Act of the Parliament of the United Kingdom

The Agricultural Marketing Act 1958 (6 & 7 Eliz. 2. c. 47) is an act of the Parliament of the United Kingdom that consolidated enactments related to the marketing of agricultural products in the United Kingdom.

== Provisions ==
=== Repealed enactments ===
Section 54(1) of the act repealed 11 enactments, listed in the fourth schedule to the act.

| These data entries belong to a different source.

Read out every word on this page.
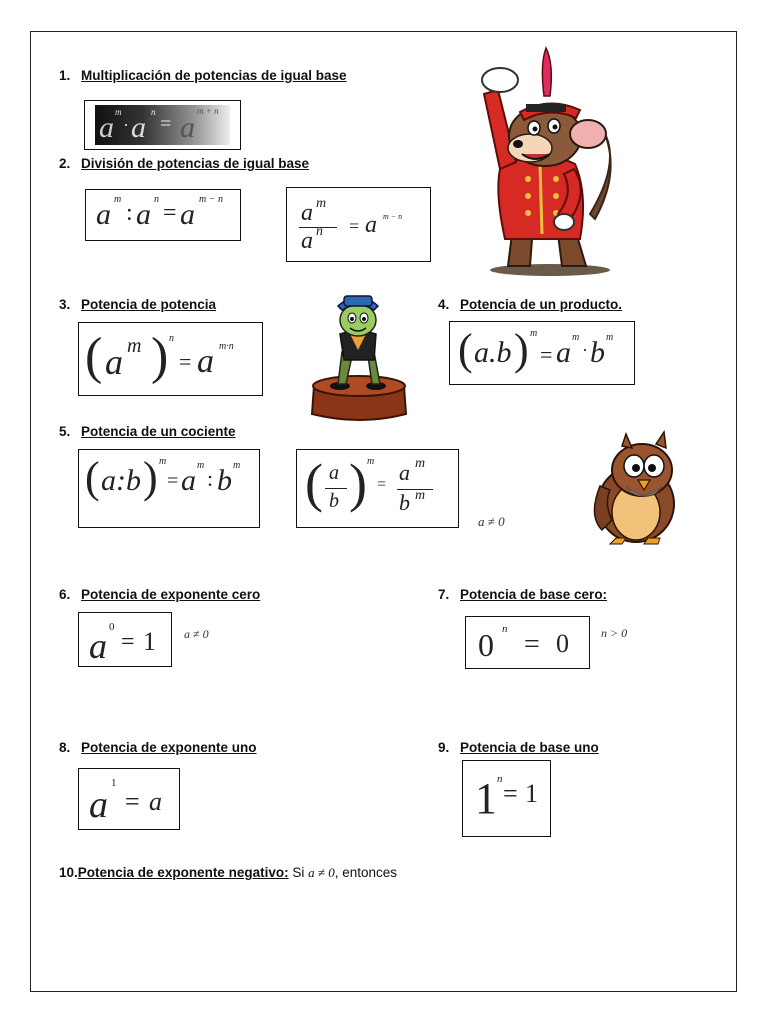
1. Multiplicación de potencias de igual base
a m
· a n
= a m + n
2. División de potencias de igual base
a m
: a n
= a m − n
a m
a n = a m − n
3. Potencia de potencia
( a m ) n
= a m·n
4. Potencia de un producto.
( a.b ) m
= a m
· b m
5. Potencia de un cociente
( a:b ) m
= a m
: b m ( a
b ) m
= a m
b m
a ≠ 0
6. Potencia de exponente cero
a 0
= 1 a ≠ 0
7. Potencia de base cero:
0 n = 0	n > 0
8. Potencia de exponente uno
a
1
= a
9. Potencia de base uno
1 n = 1
10.Potencia de exponente negativo: Si a ≠ 0, entonces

| Citation | Short title | Extent of repeal |
|---|---|---|
| 21 & 22 Geo. 5. c. 42 | Agricultural Marketing Act 1931 | The whole act. |
| 23 & 24 Geo. 5. c. 31 | Agricultural Marketing Act 1933 | The whole act except section twenty. |
| 24 Geo. 5. c. 1 | Agricultural Marketing (No. 2) Act 1933 | The whole act. |
| 24 & 25 Geo. 5. c. 51 | Milk Act 1934 | The whole act except section ten. |
| 1 Edw. 8 & 1 Geo. 6. c. 66 | Milk (Amendment) Act 1937 | The whole act. |
| 2 & 3 Geo. 6. c. 46 | Milk Industry Act 1939 | The whole act. |
| 9 & 10 Geo. 6. c. 29 | Agriculture (Artificial Insemination) Act 1946 | Section five. |
| 12, 13 & 14 Geo. 6. c. 37 | Agriculture (Miscellaneous Provisions) Act 1949 | Section six and in section fifteen, subsection (2). |
| 12, 13 & 14 Geo. 6. c. 38 | Agricultural Marketing Act 1949 | The whole act. |
| 14 Geo. 6. c. 36 | Diseases of Animals Act 1950 | In section seventy-two, subsection (2). |
| 5 & 6 Eliz. 2. c. 57 | Agriculture Act 1957 | Section twenty-nine. |

== Subsequent developments ==
The act has been amended on several occasions. The Fair Trading Act 1973 inserted section 19A, introducing provisions for investigation of complaints about the operation of agricultural marketing schemes. The Agriculture Act 1986 substituted words in the act. The Agriculture Act 1993 repealed Part I of the act in relation to milk in England and Wales and Scotland with effect from 1 November 1994, and in relation to potatoes with effect from 1 July 1997. Words in section 45(6) were repealed by schedule 37, part 9 of the Criminal Justice Act 2003.

Section 54(1) of, and schedule 4 to, the act were repealed by section 1 of, and part XI of the schedule to, the Statute Law (Repeals) Act 1974, which came into force on 27 June 1974.